Comment, dès lors, s’étonner que Thomas d’Aquin, prophète de la cohérence entre la raison et la foi, ait tenu à débattre longuement avec ses pairs des vérités naturelles et surnaturelles ? Il le fit sans renier les mœurs intellectuelles du vrai théologien : l’inspiration divine pour fondement premier. Ses armes furent, outre la sainteté de sa vie et son intelligence parfaite, une connaissance impressionnante de la pensée de ses prédécesseurs et de ses contemporains, ainsi qu’une maîtrise sans faille du discours strictement rationnel jusqu’en ses derniers retranchements. De cet épisode de vie intellectuelle collective, porté par toute l’Université de Paris à une incandescence jamais atteinte auparavant ni par la suite, nous avons hérité le traité des Questions disputées sur la Vérité.

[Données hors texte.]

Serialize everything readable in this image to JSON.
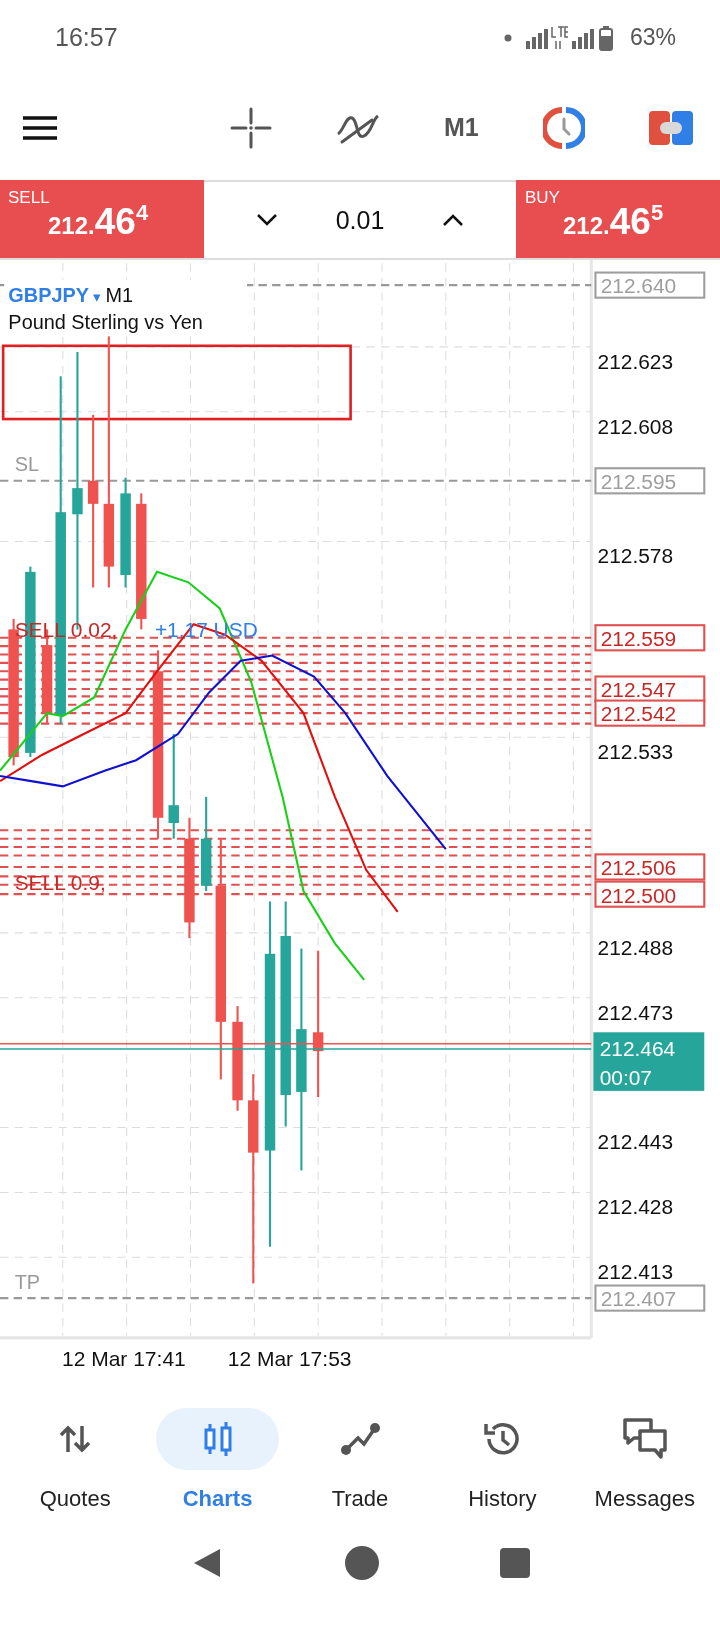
{
  "status_bar": {
    "time": "16:57",
    "battery": "63%"
  },
  "toolbar": {
    "timeframe": "M1"
  },
  "trade_bar": {
    "sell": {
      "label": "SELL",
      "price_prefix": "212.",
      "price_big": "46",
      "price_sup": "4"
    },
    "volume": "0.01",
    "buy": {
      "label": "BUY",
      "price_prefix": "212.",
      "price_big": "46",
      "price_sup": "5"
    }
  },
  "chart": {
    "symbol": "GBPJPY",
    "symbol_caret": "▾",
    "timeframe": "M1",
    "description": "Pound Sterling vs Yen",
    "price_labels": [
      {
        "kind": "level",
        "text": "212.640"
      },
      {
        "kind": "tick",
        "text": "212.623"
      },
      {
        "kind": "tick",
        "text": "212.608"
      },
      {
        "kind": "level",
        "text": "212.595"
      },
      {
        "kind": "tick",
        "text": "212.578"
      },
      {
        "kind": "order",
        "text": "212.559"
      },
      {
        "kind": "order",
        "text": "212.547"
      },
      {
        "kind": "order",
        "text": "212.542"
      },
      {
        "kind": "tick",
        "text": "212.533"
      },
      {
        "kind": "order",
        "text": "212.506"
      },
      {
        "kind": "order",
        "text": "212.500"
      },
      {
        "kind": "tick",
        "text": "212.488"
      },
      {
        "kind": "tick",
        "text": "212.473"
      },
      {
        "kind": "current",
        "text": "212.464",
        "sub": "00:07"
      },
      {
        "kind": "tick",
        "text": "212.443"
      },
      {
        "kind": "tick",
        "text": "212.428"
      },
      {
        "kind": "tick",
        "text": "212.413"
      },
      {
        "kind": "level",
        "text": "212.407"
      }
    ],
    "line_labels": [
      "SL",
      "TP"
    ],
    "order_labels": [
      {
        "side": "SELL 0.02,",
        "profit": "+1.17 USD"
      },
      {
        "side": "SELL 0.9,"
      }
    ],
    "time_labels": [
      "12 Mar 17:41",
      "12 Mar 17:53"
    ]
  },
  "bottom_nav": [
    {
      "label": "Quotes",
      "selected": false
    },
    {
      "label": "Charts",
      "selected": true
    },
    {
      "label": "Trade",
      "selected": false
    },
    {
      "label": "History",
      "selected": false
    },
    {
      "label": "Messages",
      "selected": false
    }
  ]
}
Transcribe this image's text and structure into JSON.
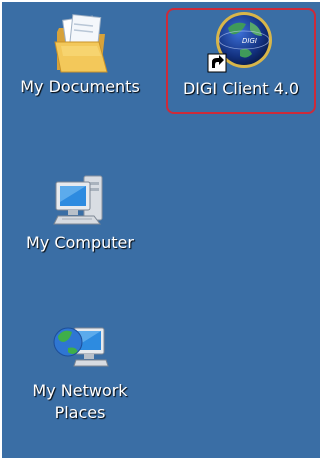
{
  "desktop": {
    "background": "#3a6ea5",
    "selection_color": "#cc2b3a",
    "icons": [
      {
        "label": "My Documents",
        "icon": "folder-documents-icon",
        "selected": false
      },
      {
        "label": "DIGI Client 4.0",
        "icon": "digi-client-globe-icon",
        "shortcut_overlay": "shortcut-arrow-icon",
        "selected": true
      },
      {
        "label": "My Computer",
        "icon": "computer-icon",
        "selected": false
      },
      {
        "label": "My Network Places",
        "icon": "network-places-icon",
        "selected": false
      }
    ]
  }
}
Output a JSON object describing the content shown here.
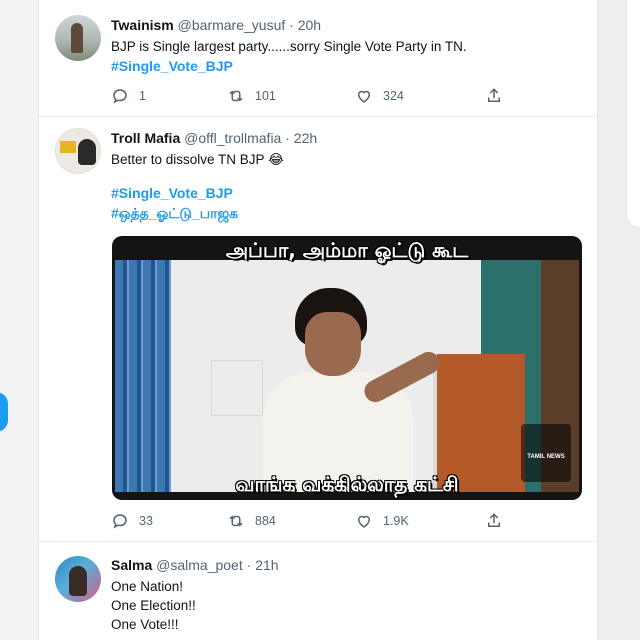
{
  "tweets": [
    {
      "name": "Twainism",
      "handle": "@barmare_yusuf",
      "time": "20h",
      "text": "BJP is Single largest party......sorry Single Vote Party in TN.",
      "tags": [
        "#Single_Vote_BJP"
      ],
      "replies": "1",
      "retweets": "101",
      "likes": "324"
    },
    {
      "name": "Troll Mafia",
      "handle": "@offl_trollmafia",
      "time": "22h",
      "text": "Better to dissolve TN BJP 😂",
      "tags": [
        "#Single_Vote_BJP",
        "#ஒத்த_ஓட்டு_பாஜக"
      ],
      "meme_top": "அப்பா, அம்மா ஓட்டு கூட",
      "meme_bottom": "வாங்க வக்கில்லாத கட்சி",
      "media_logo": "TAMIL NEWS",
      "replies": "33",
      "retweets": "884",
      "likes": "1.9K"
    },
    {
      "name": "Salma",
      "handle": "@salma_poet",
      "time": "21h",
      "lines": [
        "One Nation!",
        "One Election!!",
        "One Vote!!!"
      ]
    }
  ],
  "separator": "·",
  "colors": {
    "accent": "#1d9bf0",
    "secondary_text": "#536471"
  },
  "icons": [
    "reply-icon",
    "retweet-icon",
    "like-icon",
    "share-icon"
  ]
}
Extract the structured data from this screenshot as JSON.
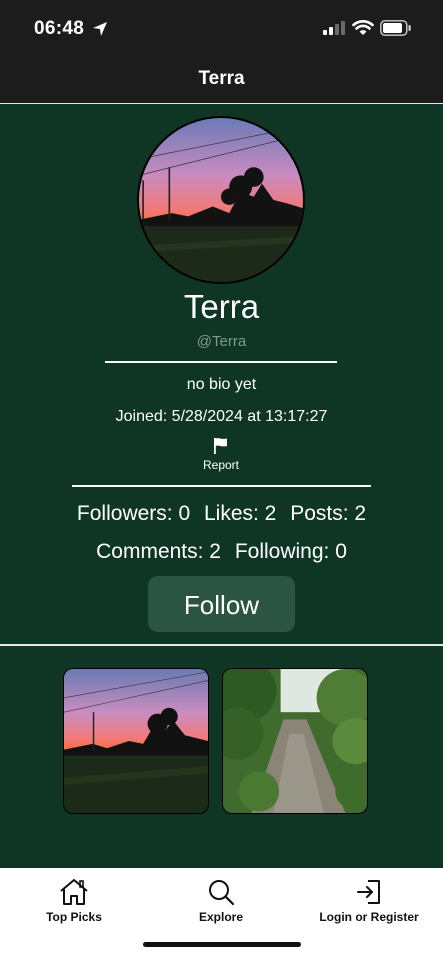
{
  "status": {
    "time": "06:48"
  },
  "nav": {
    "title": "Terra"
  },
  "profile": {
    "display_name": "Terra",
    "handle": "@Terra",
    "bio": "no bio yet",
    "joined": "Joined: 5/28/2024 at 13:17:27",
    "report_label": "Report"
  },
  "stats": {
    "followers": "Followers: 0",
    "likes": "Likes: 2",
    "posts": "Posts: 2",
    "comments": "Comments: 2",
    "following": "Following: 0"
  },
  "follow_label": "Follow",
  "tabs": [
    {
      "label": "Top Picks",
      "icon": "home-icon"
    },
    {
      "label": "Explore",
      "icon": "search-icon"
    },
    {
      "label": "Login or Register",
      "icon": "login-icon"
    }
  ],
  "colors": {
    "background": "#0f3624",
    "bar": "#1c1c1c",
    "button": "#2c5442"
  }
}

Ce trésor inestimable de l'intelligence d'un homme, mais aussi d'une civilisation, eut pu s'enfoncer lentement dans les profondeurs de l'oubli, au rythme de l'incompréhension des cultures passées, de la désaffection quasi généralisée pour la langue latine et de la faillite des éditeurs. Deo gratias, voici qu'il nous est redonné, encore enrichi du savoir-faire de notre temps, grâce à un véritable travail de bénédictin ! Saluons, en effet, l'édition bilingue latin-français de ces Quæstionnes disputatæ de Veritate, sous l'égide des moines de Sainte Madeleine du Barroux (pour la première fois dans son intégralité, en 2 volumes). La présentation est de grande qualité, et la traduction, rigoureuse et simple, s'accompagne d'une introduction, de notes, d'un index et de commentaires qui nous livrent le dernier état de la recherche scientifique, philosophique et théologique sur ce traité. Vous obtiendrez toutes les informations utiles en cliquant ICI.
Au fait, Ponce Pilate, gouverneur exilé dans la plus retorse des contrées de l’Empire, eut sa réponse : « Je suis la Voie, la Vérité et la Vie ».